Forecasting extreme outcomes

By AidanGoth @ 2023-01-09T15:02 (+46)

This is a linkpost to https://docs.google.com/document/d/1XP0SLWAhda0Mk277R3e9YyGb6Y0ftSSCRzhC-3aQSmE/edit?usp=sharing

This document explores and develops methods for forecasting extreme outcomes, such as the maximum of a sample of n independent and identically distributed random variables. I was inspired to write this by Jaime Sevilla’s recent post with research ideas in forecasting and, in particular, his suggestion to write an accessible introduction to the Fisher–Tippett–Gnedenko Theorem.

I’m very grateful to Jaime Sevilla for proposing this idea and for providing great feedback on a draft of this document.

Summary

The Fisher–Tippett–Gnedenko Theorem is similar to a central limit theorem, but for the maximum of random variables. Whereas central limit theorems tell us about what happens on average, the Fisher–Tippett–Gnedenko Theorem tells us what happens in extreme cases. This makes it especially useful in risk management, when we need to pay particular attention to worst case outcomes. It could be a useful tool for forecasting tail events.

This document introduces the theorem, describes the limiting probability distribution and provides a couple of examples to illustrate the use (and misuse!) of the Fisher–Tippett–Gnedenko Theorem for forecasting.
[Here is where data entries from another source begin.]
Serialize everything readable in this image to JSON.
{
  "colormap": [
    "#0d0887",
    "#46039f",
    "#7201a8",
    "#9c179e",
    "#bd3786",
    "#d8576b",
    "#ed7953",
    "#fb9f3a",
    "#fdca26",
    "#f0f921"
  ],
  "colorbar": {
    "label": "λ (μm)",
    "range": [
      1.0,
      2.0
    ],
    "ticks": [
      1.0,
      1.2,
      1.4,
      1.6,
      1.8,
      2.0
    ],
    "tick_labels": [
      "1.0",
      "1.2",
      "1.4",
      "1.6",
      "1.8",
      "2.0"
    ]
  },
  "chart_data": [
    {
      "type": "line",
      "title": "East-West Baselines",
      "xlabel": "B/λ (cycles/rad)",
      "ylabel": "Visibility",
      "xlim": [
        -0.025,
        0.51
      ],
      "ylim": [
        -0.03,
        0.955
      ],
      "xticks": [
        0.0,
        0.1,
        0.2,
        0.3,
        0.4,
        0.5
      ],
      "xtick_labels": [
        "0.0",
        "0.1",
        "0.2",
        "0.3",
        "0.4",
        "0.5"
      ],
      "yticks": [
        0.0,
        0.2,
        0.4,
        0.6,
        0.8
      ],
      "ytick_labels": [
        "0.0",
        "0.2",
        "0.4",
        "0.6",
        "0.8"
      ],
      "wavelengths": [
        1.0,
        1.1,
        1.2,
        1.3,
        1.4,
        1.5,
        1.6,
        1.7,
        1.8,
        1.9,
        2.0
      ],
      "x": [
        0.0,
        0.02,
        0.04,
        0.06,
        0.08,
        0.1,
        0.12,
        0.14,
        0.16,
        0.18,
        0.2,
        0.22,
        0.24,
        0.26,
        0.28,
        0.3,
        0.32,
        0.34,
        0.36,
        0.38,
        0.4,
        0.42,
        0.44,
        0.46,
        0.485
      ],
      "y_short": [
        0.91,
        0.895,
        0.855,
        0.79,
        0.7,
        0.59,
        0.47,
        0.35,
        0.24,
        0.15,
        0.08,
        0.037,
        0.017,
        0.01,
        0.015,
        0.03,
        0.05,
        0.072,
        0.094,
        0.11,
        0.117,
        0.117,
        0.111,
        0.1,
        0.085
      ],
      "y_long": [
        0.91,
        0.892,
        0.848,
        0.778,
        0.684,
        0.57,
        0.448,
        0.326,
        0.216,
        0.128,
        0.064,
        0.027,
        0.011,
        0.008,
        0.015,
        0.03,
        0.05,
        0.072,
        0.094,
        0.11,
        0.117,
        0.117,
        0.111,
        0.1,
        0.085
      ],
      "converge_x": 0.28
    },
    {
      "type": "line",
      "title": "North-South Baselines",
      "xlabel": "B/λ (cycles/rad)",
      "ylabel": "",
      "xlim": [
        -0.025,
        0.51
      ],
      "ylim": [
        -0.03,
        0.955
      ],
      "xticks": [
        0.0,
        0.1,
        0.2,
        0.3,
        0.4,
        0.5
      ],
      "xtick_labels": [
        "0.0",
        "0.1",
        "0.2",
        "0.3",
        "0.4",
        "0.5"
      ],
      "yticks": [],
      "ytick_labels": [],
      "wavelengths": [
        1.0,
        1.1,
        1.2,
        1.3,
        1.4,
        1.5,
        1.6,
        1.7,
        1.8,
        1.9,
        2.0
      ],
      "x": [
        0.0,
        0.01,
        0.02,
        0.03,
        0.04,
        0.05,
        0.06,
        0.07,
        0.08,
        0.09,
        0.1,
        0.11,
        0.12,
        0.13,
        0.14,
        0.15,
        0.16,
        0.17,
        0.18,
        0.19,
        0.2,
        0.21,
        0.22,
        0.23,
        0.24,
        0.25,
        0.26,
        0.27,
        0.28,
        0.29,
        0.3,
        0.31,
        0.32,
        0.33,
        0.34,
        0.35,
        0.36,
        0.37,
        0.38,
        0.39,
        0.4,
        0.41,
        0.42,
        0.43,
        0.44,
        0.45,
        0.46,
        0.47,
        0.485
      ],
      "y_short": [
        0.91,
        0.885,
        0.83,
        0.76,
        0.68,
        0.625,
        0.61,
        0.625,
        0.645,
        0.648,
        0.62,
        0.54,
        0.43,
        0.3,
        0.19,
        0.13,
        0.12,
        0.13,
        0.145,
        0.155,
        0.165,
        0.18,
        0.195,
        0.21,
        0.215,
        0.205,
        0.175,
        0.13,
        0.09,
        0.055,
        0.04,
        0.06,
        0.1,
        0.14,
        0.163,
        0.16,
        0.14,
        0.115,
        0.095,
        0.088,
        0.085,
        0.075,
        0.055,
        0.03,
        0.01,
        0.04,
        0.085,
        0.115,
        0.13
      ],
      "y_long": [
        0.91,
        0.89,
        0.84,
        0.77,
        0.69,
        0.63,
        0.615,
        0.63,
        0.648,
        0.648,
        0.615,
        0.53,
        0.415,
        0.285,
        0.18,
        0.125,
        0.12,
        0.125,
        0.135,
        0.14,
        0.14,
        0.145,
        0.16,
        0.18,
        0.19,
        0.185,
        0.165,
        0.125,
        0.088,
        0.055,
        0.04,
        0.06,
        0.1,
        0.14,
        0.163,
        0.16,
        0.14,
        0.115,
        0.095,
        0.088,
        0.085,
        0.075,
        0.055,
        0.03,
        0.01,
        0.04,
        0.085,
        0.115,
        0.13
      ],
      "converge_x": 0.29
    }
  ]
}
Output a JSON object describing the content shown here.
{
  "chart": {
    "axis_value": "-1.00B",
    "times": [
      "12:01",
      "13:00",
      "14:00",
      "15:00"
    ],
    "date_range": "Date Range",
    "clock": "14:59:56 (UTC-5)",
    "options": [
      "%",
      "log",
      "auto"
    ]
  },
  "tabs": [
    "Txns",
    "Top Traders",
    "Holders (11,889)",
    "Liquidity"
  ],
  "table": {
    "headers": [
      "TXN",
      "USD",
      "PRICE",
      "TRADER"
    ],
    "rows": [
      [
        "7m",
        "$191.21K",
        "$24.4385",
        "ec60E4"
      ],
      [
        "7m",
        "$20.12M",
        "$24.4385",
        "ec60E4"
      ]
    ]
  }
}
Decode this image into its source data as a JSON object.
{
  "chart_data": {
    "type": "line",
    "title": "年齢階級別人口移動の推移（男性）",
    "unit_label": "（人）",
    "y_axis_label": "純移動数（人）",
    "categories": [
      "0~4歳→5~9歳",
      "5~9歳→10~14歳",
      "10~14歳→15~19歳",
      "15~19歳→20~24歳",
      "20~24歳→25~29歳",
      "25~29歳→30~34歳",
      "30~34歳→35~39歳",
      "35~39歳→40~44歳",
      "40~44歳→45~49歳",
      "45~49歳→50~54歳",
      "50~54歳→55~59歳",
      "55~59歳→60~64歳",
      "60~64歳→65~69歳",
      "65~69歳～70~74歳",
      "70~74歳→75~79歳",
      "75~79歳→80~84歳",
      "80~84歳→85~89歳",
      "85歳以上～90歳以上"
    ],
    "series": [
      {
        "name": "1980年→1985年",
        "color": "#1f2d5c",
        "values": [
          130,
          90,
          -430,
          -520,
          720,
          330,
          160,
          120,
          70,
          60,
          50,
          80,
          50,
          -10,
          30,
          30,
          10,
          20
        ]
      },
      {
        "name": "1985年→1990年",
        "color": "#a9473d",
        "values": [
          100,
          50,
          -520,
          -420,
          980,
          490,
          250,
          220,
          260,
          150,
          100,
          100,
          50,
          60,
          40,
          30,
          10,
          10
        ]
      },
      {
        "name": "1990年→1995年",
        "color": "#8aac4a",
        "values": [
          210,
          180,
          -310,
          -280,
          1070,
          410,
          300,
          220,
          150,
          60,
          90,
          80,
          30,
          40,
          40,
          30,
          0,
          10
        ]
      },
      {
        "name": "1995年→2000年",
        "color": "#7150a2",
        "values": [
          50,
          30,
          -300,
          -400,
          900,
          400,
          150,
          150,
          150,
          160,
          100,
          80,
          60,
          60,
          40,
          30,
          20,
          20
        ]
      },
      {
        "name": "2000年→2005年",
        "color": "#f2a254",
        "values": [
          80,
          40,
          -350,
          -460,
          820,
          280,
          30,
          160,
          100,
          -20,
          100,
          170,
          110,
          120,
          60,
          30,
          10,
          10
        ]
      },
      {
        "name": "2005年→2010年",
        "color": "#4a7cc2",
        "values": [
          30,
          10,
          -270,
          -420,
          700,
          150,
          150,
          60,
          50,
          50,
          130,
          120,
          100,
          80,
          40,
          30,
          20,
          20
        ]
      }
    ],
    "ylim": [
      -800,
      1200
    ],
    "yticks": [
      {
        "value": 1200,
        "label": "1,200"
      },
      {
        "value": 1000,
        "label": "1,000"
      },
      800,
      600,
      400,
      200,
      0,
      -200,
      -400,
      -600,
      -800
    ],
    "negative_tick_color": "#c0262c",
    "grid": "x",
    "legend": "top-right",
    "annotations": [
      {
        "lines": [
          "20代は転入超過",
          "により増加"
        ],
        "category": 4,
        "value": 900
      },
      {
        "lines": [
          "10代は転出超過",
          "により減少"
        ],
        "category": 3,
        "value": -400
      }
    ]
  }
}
In the process, I introduce a tool that computes the distribution of the maximum n iid random variables that follow a normal distribution centrally but with an (optional) right Pareto tail.

Summary:

I expect the time-poor reader to get most of the value from this document by reading the informal statement of the Fisher–Tippett–Gnedenko Theorem, the overview of the generalised extreme value distribution, and the shortest and tallest people in the world example, and then maybe making a copy and playing around with the tool for forecasting the maximum of n random variables that follow normal distributions with Pareto tails (consulting this as needed).


Marcel D @ 2023-01-09T17:55 (+6)

One thing I might recommend in a document like this is to make it clear up front with concrete real examples what the use case of this theorem is. You eventually mention something about forecasting extreme height, but I was a bit confused about that and some readers may not reach that. More generally, after a quick read I am still a bit unclear why I would want to use/know this concept.

For example, you could write something like “Suppose that you are trying to forecast [real thing of interest]. Some of the relevant variables at play here are [ABC]. A naive approach might be [x] or assume [y], but actually, according to this theorem, [____].”

Stephen Clare @ 2023-01-09T15:26 (+6)

Quick note: the Google Docs link you shared has suggestion privileges, which you might not want for a public doc.

David Roodman @ 2023-01-17T01:37 (+3)

I dug waaay into this topic when investigating geomagnetic storms. I found it quite interesting and useful. See 

https://www.openphilanthropy.org/research/geomagnetic-storms-using-extreme-value-theory-to-gauge-the-risk

https://www.openphilanthropy.org/research/updating-my-risk-estimate-for-the-geomagnetic-big-one

Sanjay @ 2023-01-09T18:36 (+2)

Thank you for this. It's a useful contribution, and I upvoted it.

I'd be interested in some discussion about when we'd expect this mathematics to be materially useful, especially when compared with other hard elements of doing this sort of forecast.

Example: if I want to estimate the extent to which averting a gigatonne of greenhouse gas (GHG) emissions influences the probability of human extinction, I suspect that the Fisher-Tippett-Gnedenko theorem isn't very important (shout if you disagree). Other considerations (like: "have I considered all the roundabout/indirect ways that GHG emissions could influence the chance of human extinction?") are probably more important.